On a cold winter night in Manhattan, world renowned linguist Noam Chomsky enters an Upper West Side apartment with his friend Barry. A party is already in progress. Chomsky is carrying a 6 pack of Stella Artois and the kind of self-confidence that can only come from being world renowned linguist Noam Chomsky.

Host: Barry, glad you could make it

Barry: Thanks, I brought a friend.

Noam: Hello, I'm Noam.

Host: MIT linguistics professor Noam Chomsky?

Noam: Yeppers.

Host: Wow…Mr. Chomsky, I must say, I love the idea of saying I love your work.

Noam: Most people do.

Host: Won't you come inside?

Noam: Why not, after all, I am Noam Chomsky, the world's prevalent libertarian socialist intellectual.

Barry: And I'm Barry, friend of Noam Chomsky.

Chomsky and Barry settle in on a maroon couch by the bathroom, because it has been deemed the best place to score chicks. In no time, a pair of attractive females, Meredith and Bethanie, find themselves waiting outside the door. Little do they realize that they are standing no more than 4 feet away from 2 time Orwell Award winner Noam Chomsky.

Noam: Excuse me ladies, are you in line for the bathroom?

Meredith: Yeah, wow, how did you know?

Noam: I once won the Kyoto Prize in Basic Sciences. Barry, why don't you take Bethanie to that empty couch over there and allow Meredith and I to get better acquainted?

Bethanie: How did you know our names?

Noam: I'm the recipient of an honorary degree from Harvard University…and I eavesdropped it like it's hot.

Meredith: You may or may not have just made up a potentially popular phrase. Make-out with me, 80 year old Noam Chomsky.

After a 5 minute make-out session, which rocked, Chomsky settles in with his target in the hopes that the mental stimulation that is sure to follow from a conversation with the most cited source among living scholars from 1980 to 1992, will eventually lead to the sexual stimulation that is sure to follow from boning the developer of the Principles and Parameters approach. Luckily for Meredith, Noam Chomsky is both of these things.

Meredith: You're so worldly, Noam. You must have the most amazing stories. Tell me everything.

Noam: What's the only word that changes its part of speech when it's capitalized?

Meredith: What?

Noam: When you capitalize the first letter in the word, it changes its meaning entirely. What word is it?

Meredith: I don't know.

Noam: The answer is polish, which becomes Polish. Get it?

Meredith: Yeah, anyways…what was it like debating William F. Buckley on television during the Vietnam era? That must have been such a sexually charging thing?

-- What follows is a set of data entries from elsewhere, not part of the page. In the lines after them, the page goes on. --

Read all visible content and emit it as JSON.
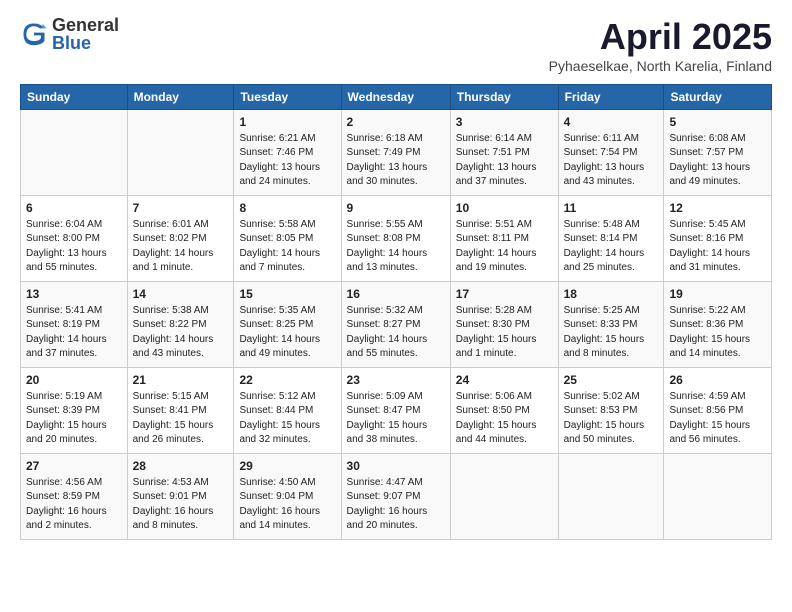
{
  "logo": {
    "general": "General",
    "blue": "Blue"
  },
  "header": {
    "month": "April 2025",
    "location": "Pyhaeselkae, North Karelia, Finland"
  },
  "days_of_week": [
    "Sunday",
    "Monday",
    "Tuesday",
    "Wednesday",
    "Thursday",
    "Friday",
    "Saturday"
  ],
  "weeks": [
    [
      {
        "day": "",
        "info": ""
      },
      {
        "day": "",
        "info": ""
      },
      {
        "day": "1",
        "info": "Sunrise: 6:21 AM\nSunset: 7:46 PM\nDaylight: 13 hours\nand 24 minutes."
      },
      {
        "day": "2",
        "info": "Sunrise: 6:18 AM\nSunset: 7:49 PM\nDaylight: 13 hours\nand 30 minutes."
      },
      {
        "day": "3",
        "info": "Sunrise: 6:14 AM\nSunset: 7:51 PM\nDaylight: 13 hours\nand 37 minutes."
      },
      {
        "day": "4",
        "info": "Sunrise: 6:11 AM\nSunset: 7:54 PM\nDaylight: 13 hours\nand 43 minutes."
      },
      {
        "day": "5",
        "info": "Sunrise: 6:08 AM\nSunset: 7:57 PM\nDaylight: 13 hours\nand 49 minutes."
      }
    ],
    [
      {
        "day": "6",
        "info": "Sunrise: 6:04 AM\nSunset: 8:00 PM\nDaylight: 13 hours\nand 55 minutes."
      },
      {
        "day": "7",
        "info": "Sunrise: 6:01 AM\nSunset: 8:02 PM\nDaylight: 14 hours\nand 1 minute."
      },
      {
        "day": "8",
        "info": "Sunrise: 5:58 AM\nSunset: 8:05 PM\nDaylight: 14 hours\nand 7 minutes."
      },
      {
        "day": "9",
        "info": "Sunrise: 5:55 AM\nSunset: 8:08 PM\nDaylight: 14 hours\nand 13 minutes."
      },
      {
        "day": "10",
        "info": "Sunrise: 5:51 AM\nSunset: 8:11 PM\nDaylight: 14 hours\nand 19 minutes."
      },
      {
        "day": "11",
        "info": "Sunrise: 5:48 AM\nSunset: 8:14 PM\nDaylight: 14 hours\nand 25 minutes."
      },
      {
        "day": "12",
        "info": "Sunrise: 5:45 AM\nSunset: 8:16 PM\nDaylight: 14 hours\nand 31 minutes."
      }
    ],
    [
      {
        "day": "13",
        "info": "Sunrise: 5:41 AM\nSunset: 8:19 PM\nDaylight: 14 hours\nand 37 minutes."
      },
      {
        "day": "14",
        "info": "Sunrise: 5:38 AM\nSunset: 8:22 PM\nDaylight: 14 hours\nand 43 minutes."
      },
      {
        "day": "15",
        "info": "Sunrise: 5:35 AM\nSunset: 8:25 PM\nDaylight: 14 hours\nand 49 minutes."
      },
      {
        "day": "16",
        "info": "Sunrise: 5:32 AM\nSunset: 8:27 PM\nDaylight: 14 hours\nand 55 minutes."
      },
      {
        "day": "17",
        "info": "Sunrise: 5:28 AM\nSunset: 8:30 PM\nDaylight: 15 hours\nand 1 minute."
      },
      {
        "day": "18",
        "info": "Sunrise: 5:25 AM\nSunset: 8:33 PM\nDaylight: 15 hours\nand 8 minutes."
      },
      {
        "day": "19",
        "info": "Sunrise: 5:22 AM\nSunset: 8:36 PM\nDaylight: 15 hours\nand 14 minutes."
      }
    ],
    [
      {
        "day": "20",
        "info": "Sunrise: 5:19 AM\nSunset: 8:39 PM\nDaylight: 15 hours\nand 20 minutes."
      },
      {
        "day": "21",
        "info": "Sunrise: 5:15 AM\nSunset: 8:41 PM\nDaylight: 15 hours\nand 26 minutes."
      },
      {
        "day": "22",
        "info": "Sunrise: 5:12 AM\nSunset: 8:44 PM\nDaylight: 15 hours\nand 32 minutes."
      },
      {
        "day": "23",
        "info": "Sunrise: 5:09 AM\nSunset: 8:47 PM\nDaylight: 15 hours\nand 38 minutes."
      },
      {
        "day": "24",
        "info": "Sunrise: 5:06 AM\nSunset: 8:50 PM\nDaylight: 15 hours\nand 44 minutes."
      },
      {
        "day": "25",
        "info": "Sunrise: 5:02 AM\nSunset: 8:53 PM\nDaylight: 15 hours\nand 50 minutes."
      },
      {
        "day": "26",
        "info": "Sunrise: 4:59 AM\nSunset: 8:56 PM\nDaylight: 15 hours\nand 56 minutes."
      }
    ],
    [
      {
        "day": "27",
        "info": "Sunrise: 4:56 AM\nSunset: 8:59 PM\nDaylight: 16 hours\nand 2 minutes."
      },
      {
        "day": "28",
        "info": "Sunrise: 4:53 AM\nSunset: 9:01 PM\nDaylight: 16 hours\nand 8 minutes."
      },
      {
        "day": "29",
        "info": "Sunrise: 4:50 AM\nSunset: 9:04 PM\nDaylight: 16 hours\nand 14 minutes."
      },
      {
        "day": "30",
        "info": "Sunrise: 4:47 AM\nSunset: 9:07 PM\nDaylight: 16 hours\nand 20 minutes."
      },
      {
        "day": "",
        "info": ""
      },
      {
        "day": "",
        "info": ""
      },
      {
        "day": "",
        "info": ""
      }
    ]
  ]
}
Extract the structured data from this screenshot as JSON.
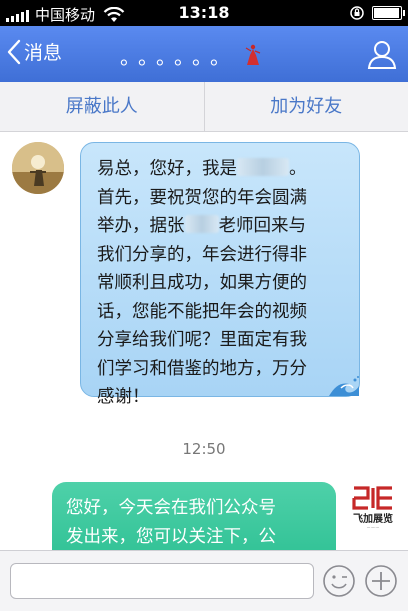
{
  "status_bar": {
    "carrier": "中国移动",
    "time": "13:18",
    "battery_level": 0.95
  },
  "nav": {
    "back_label": "消息",
    "title_dots": "。。。。。。",
    "icons": {
      "back": "chevron-left-icon",
      "profile": "profile-icon",
      "decoration": "dancer-icon"
    }
  },
  "actions": {
    "block": "屏蔽此人",
    "add_friend": "加为好友"
  },
  "messages": {
    "incoming": {
      "lines": [
        [
          "易总，您好，我是",
          "。"
        ],
        [
          "首先，要祝贺您的年会圆满"
        ],
        [
          "举办，据张",
          "老师回来与"
        ],
        [
          "我们分享的，年会进行得非"
        ],
        [
          "常顺利且成功，如果方便的"
        ],
        [
          "话，您能不能把年会的视频"
        ],
        [
          "分享给我们呢？里面定有我"
        ],
        [
          "们学习和借鉴的地方，万分"
        ],
        [
          "感谢！"
        ]
      ]
    },
    "timestamp": "12:50",
    "outgoing": {
      "lines": [
        "您好，今天会在我们公众号",
        "发出来，您可以关注下，公"
      ],
      "logo_text": "飞加展览"
    }
  },
  "input_bar": {
    "placeholder": "",
    "icons": {
      "emoji": "emoji-icon",
      "plus": "plus-icon"
    }
  },
  "colors": {
    "nav": "#4a7dde",
    "incoming_bubble": "#b7dcf7",
    "outgoing_bubble": "#35c79a",
    "action_text": "#4a78c8"
  }
}
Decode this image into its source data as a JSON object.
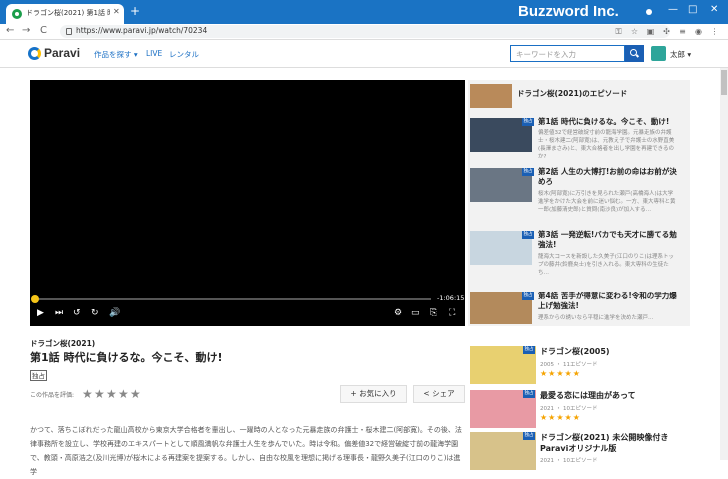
{
  "browser": {
    "tab_title": "ドラゴン桜(2021) 第1話 時代に負け",
    "new_tab": "+",
    "url": "https://www.paravi.jp/watch/70234",
    "brand_overlay": "Buzzword Inc.",
    "window_controls": [
      "—",
      "□",
      "✕"
    ],
    "nav": [
      "←",
      "→",
      "C"
    ],
    "toolbar_icons": [
      "key-icon",
      "star-icon",
      "extension-icon",
      "puzzle-icon",
      "playlist-icon",
      "profile-icon",
      "menu-icon"
    ]
  },
  "header": {
    "logo": "Paravi",
    "nav": [
      "作品を探す ▾",
      "LIVE",
      "レンタル"
    ],
    "search_placeholder": "キーワードを入力",
    "user": "太郎 ▾"
  },
  "player": {
    "time": "-1:06:15",
    "progress": 0.0,
    "controls_left": [
      "▶",
      "⏭",
      "↺",
      "↻",
      "🔊"
    ],
    "controls_right": [
      "⚙",
      "▭",
      "⎘",
      "⛶"
    ]
  },
  "episodes_panel": {
    "title": "ドラゴン桜(2021)のエピソード",
    "badge": "独占",
    "items": [
      {
        "title": "第1話 時代に負けるな。今こそ、動け!",
        "desc": "偏差値32で経営破綻寸前の龍海学園。元暴走族の弁護士・桜木建二(阿部寛)は、元教え子で弁護士の水野直美(長澤まさみ)と、東大合格者を出し学園を再建できるのか?"
      },
      {
        "title": "第2話 人生の大博打!お前の命はお前が決めろ",
        "desc": "桜木(阿部寛)に万引きを見られた瀬戸(高橋海人)は大学進学をかけた大会を前に迷い悩む。一方、東大専科と黄一郎(加藤清史郎)と質問(南沙良)が加入する…"
      },
      {
        "title": "第3話 一発逆転!バカでも天才に勝てる勉強法!",
        "desc": "龍海大コースを新設した久美子(江口のりこ)は理系トップの藤井(鈴鹿央士)を引き入れる。東大専科の生徒たち…"
      },
      {
        "title": "第4話 苦手が得意に変わる!令和の学力爆上げ勉強法!",
        "desc": "理系からの誘いなら平穏に進学を決めた瀬戸…"
      }
    ]
  },
  "episode": {
    "show": "ドラゴン桜(2021)",
    "title": "第1話 時代に負けるな。今こそ、動け!",
    "tag": "独占",
    "rate_label": "この作品を評価:",
    "stars": 5,
    "fav_button": "+ お気に入り",
    "share_button": "< シェア",
    "description": "かつて、落ちこぼれだった龍山高校から東京大学合格者を輩出し、一躍時の人となった元暴走族の弁護士・桜木建二(阿部寛)。その後、法律事務所を設立し、学校再建のエキスパートとして順風満帆な弁護士人生を歩んでいた。時は令和。偏差値32で経営破綻寸前の龍海学園で、教頭・高原浩之(及川光博)が桜木による再建案を提案する。しかし、自由な校風を理想に掲げる理事長・龍野久美子(江口のりこ)は進学"
  },
  "related": [
    {
      "title": "ドラゴン桜(2005)",
      "meta": "2005 ・ 11エピソード",
      "stars": "★★★★★"
    },
    {
      "title": "最愛る恋には理由があって",
      "meta": "2021 ・ 10エピソード",
      "stars": "★★★★★"
    },
    {
      "title": "ドラゴン桜(2021) 未公開映像付きParaviオリジナル版",
      "meta": "2021 ・ 10エピソード",
      "stars": ""
    }
  ],
  "colors": {
    "accent": "#1a6fc4",
    "tabbar": "#1a73c4",
    "star_rated": "#f5a300"
  }
}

She puts her hands on his thigh. Sensing the moment, Noam strikes.

Noam: Do you know the longest word that's typed on a standard computer keyboard with just the right hand?

Meredith: No.

Noam: It's lollipop. What's the longest one-syllable word?

Meredith: What?

Noam: Strengths. The answer is strengths.

She prepares to leave, but as she does, he passionately grabs her hand and pulls her close, as only a man born in Philadelphia, Pennsylvania could. She is aroused big time.

Meredith: Let's go somewhere. I want to make love to you.

Noam: What word has the longest string of consonants?

Meredith: Goodbye.

Noam: Nope, it's latchstring. Goodbye is not even close.

Meredith: I hate you Noam Chomsky.

The time is 3 a.m. Noam Chomsky sits alone on a wicker chair. He will not get laid tonight. He will probably never get laid again. Because Noam Chomsky, it turns out, can't close for sh*t.

This article was sponsored by The Center For Making Noam Chomsky Wikipedia Searches Unnecessary.